1. Increasing the identification of labor relations in practice
Additional regulation: Any contract will be considered a labor contract, irrespective of its name, if it fully has all of the three following signs:
- Work is performed on a basis of agreement or arrangement;
- Wages or salaries are paid;
- A party is put under the management, administration and supervision of the other party.
This provision is necessary to address the dodging of legislative regulations, prevent employers from using other names to avoid their obligations pertaining to wages or salaries and their responsibility to get pay proportion of insurance contributions for the benefit of their workers or employees.
2. Contract form
Labor contracts made by electronic means in data message form are accepted.
Labor contracts concluded via electronic devices in data message form under laws on electronic transactions have the same value as those concluded in written form.
3. Types of labor contract
From January 1, 2021, labor contracts can take one of the following forms:
- Indefinite-term labor contracts.
- Fixed-term labor contracts under which both contracting parties can determine the contractual duration and expiry date provided that the term is not longer than 36 months from the effective date of the labor contract.
This means that, compared to current regulations of the 2012 Labor Code, seasonal or work-specific labor contracts will no longer exist.
4. Exemption from the probation requirement for any labor contract of which the term is less than 1 month
According to existing regulations, only employees signing seasonal labor contracts are exempted from the probation requirement by default.

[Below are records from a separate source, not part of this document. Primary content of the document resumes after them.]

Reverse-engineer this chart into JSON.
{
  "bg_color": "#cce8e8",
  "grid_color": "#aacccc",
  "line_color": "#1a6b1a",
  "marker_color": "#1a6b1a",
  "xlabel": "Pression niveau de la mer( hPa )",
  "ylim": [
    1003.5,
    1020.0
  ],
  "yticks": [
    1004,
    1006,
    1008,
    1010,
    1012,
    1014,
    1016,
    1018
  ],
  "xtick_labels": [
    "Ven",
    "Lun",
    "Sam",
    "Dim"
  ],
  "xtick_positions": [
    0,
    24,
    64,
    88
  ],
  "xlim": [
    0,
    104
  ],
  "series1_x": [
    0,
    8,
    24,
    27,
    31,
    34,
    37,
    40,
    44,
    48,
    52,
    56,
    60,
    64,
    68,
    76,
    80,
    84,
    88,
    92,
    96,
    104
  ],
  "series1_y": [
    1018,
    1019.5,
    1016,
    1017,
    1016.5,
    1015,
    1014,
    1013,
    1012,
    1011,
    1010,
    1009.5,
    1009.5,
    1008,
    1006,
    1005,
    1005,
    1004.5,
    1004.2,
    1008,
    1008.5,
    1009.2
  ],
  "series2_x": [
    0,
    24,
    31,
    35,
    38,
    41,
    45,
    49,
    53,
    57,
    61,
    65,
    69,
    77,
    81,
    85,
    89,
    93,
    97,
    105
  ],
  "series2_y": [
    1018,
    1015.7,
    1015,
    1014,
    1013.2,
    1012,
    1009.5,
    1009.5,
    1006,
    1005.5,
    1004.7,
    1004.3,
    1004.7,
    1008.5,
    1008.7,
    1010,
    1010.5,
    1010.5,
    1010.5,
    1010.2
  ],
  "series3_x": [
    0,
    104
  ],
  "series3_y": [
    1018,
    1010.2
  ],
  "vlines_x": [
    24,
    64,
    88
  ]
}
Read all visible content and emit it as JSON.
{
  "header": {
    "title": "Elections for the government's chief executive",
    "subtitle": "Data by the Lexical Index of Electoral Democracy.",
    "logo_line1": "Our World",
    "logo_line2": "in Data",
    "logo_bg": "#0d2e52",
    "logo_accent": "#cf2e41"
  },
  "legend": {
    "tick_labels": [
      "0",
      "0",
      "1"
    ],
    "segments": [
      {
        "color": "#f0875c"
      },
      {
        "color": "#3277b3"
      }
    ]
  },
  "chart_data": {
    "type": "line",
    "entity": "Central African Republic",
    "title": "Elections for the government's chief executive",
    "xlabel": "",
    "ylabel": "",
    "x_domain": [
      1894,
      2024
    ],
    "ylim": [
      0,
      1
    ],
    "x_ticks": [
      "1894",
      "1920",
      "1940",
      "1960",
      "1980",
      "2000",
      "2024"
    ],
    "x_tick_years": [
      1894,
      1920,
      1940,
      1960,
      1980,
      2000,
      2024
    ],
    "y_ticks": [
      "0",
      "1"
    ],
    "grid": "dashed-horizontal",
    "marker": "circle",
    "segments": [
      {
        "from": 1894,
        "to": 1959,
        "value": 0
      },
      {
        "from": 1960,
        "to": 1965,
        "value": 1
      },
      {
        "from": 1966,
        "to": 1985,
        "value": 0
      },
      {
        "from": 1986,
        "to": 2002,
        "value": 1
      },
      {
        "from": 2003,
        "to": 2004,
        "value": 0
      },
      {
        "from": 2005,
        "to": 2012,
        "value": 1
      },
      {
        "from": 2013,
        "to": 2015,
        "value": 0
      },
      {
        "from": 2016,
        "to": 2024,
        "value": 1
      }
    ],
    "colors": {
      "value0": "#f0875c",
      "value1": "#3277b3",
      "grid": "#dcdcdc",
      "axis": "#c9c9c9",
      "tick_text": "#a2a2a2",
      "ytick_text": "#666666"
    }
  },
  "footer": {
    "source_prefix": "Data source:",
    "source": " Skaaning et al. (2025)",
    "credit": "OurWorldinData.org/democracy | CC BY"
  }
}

From 2021, the probation requirement for any labor contract of which the term is less than 1 month will not be applied.
5. Additional regulations on the probationary duration
Additional regulations prescribe that each probation lasts for the maximum duration of 180 days with regard to employees hired to hold corporate administration positions as provided in the Law on Enterprises, or the Law on Management and Use of State Capital Investments in Enterprises.
6. Additional cases of temporary deferral of labor contracts
There are more 4 cases in which employees are entitled to deferral of their labor contracts, including:
- Employees are called up for military or militia or self-defence service;
- Employee are appointed as managers of single-member limited liability companies of which charter capital is wholly owned by the State.
- Employees are authorized to implement rights and responsibilities of representatives of owners of state capital invested in enterprises.
- Employees are authorized to implement rights and responsibilities on behalf of their employing enterprises with respect to their shares of capital invested in other enterprises.
7. Employees may unilaterally terminate their contracts without cause
- In the 2012 Labor Code, if any employee entering into a fixed-term labor contract wishes to unilaterally terminate his/her labor contract, he/she must give causes as provided in clause 1 of Article 37 in the 2012 Labor Code and meet requirements concerning prior notice period.
- In the 2019 Labor Code, any employee may unilaterally terminate an labor contract without cause provided that he/she meets requirements concerning prior notice period as prescribed in clause 1 of Article 35 (except in cases where prior notice is not required).
8. Additional regulations on cases where employees have the right to unilaterally terminate labor contracts without prior notice
The 2019 Labor Code prescribes special cases where employees are not required to give prior notice, including:
- They have not held agreed-upon job positions or work at predetermined addresses; are not assured of agreed working conditions, unless otherwise prescribed in Article 29 in this Code;
- They have not been paid wages or salaries in full or have been paid late, unless otherwise prescribed in clause 4 of Article 97 in this Code;
- They are maltreated, hit, or are victims of insulting words or acts or other acts affecting their health, dignity and self-respect; are victims of labor coercion;
- They suffer from sexual harassment at workplace;
- Pregnant female employees have to stop working as provided in Article 156 of this Code;
- They are at retirement age as provided in Article 169 in this Labor Code, unless otherwise agreed upon between contracting parties;
- Employers provide false information in breach of clause 1 of Article 16 in this Labor Code, affecting implementation of labor contracts.
9. 02 cases where employers have the right to unilaterally terminate labor contracts without prior notice
Employers have the right to unilaterally terminate labor contracts without prior notice in the following cases:
- Employees have not arrived at workplace within 15 days after the expiration date of deferral of labor contracts.
- Employees deliberately leave work without sound causes for at least 5 consecutive days.
10. Reasonable regulations on the time of resolution and responsibilities of both contracting parties upon termination of labor contracts
- In the 2012 Labor Code, within the duration of 07 working days from the date of termination of labor contract, both parties must fully pay amounts related to rights and benefits of each party; in special cases, such duration may be extended, but restricted to 30 days.
- In the 2019 Labor Code, within the duration of 14 working days from the date of termination of labor contract, both parties must fully pay amounts related to rights and benefits of each party, except the following cases where such duration may be extended, but restricted to 30 days:
+ Employers are not individuals who terminate labor contracts;
+ Employers change organizational structure, technology or make changes due to economic causes;
+ Splitting, division, amalgamation or merger; sale, rental or transformation of the corporate type; transfer of rights to own or use assets of enterprises or cooperatives, occur;
+ Labor contracts are terminated due to natural disaster, conflagration, hostility or dangerous epidemic.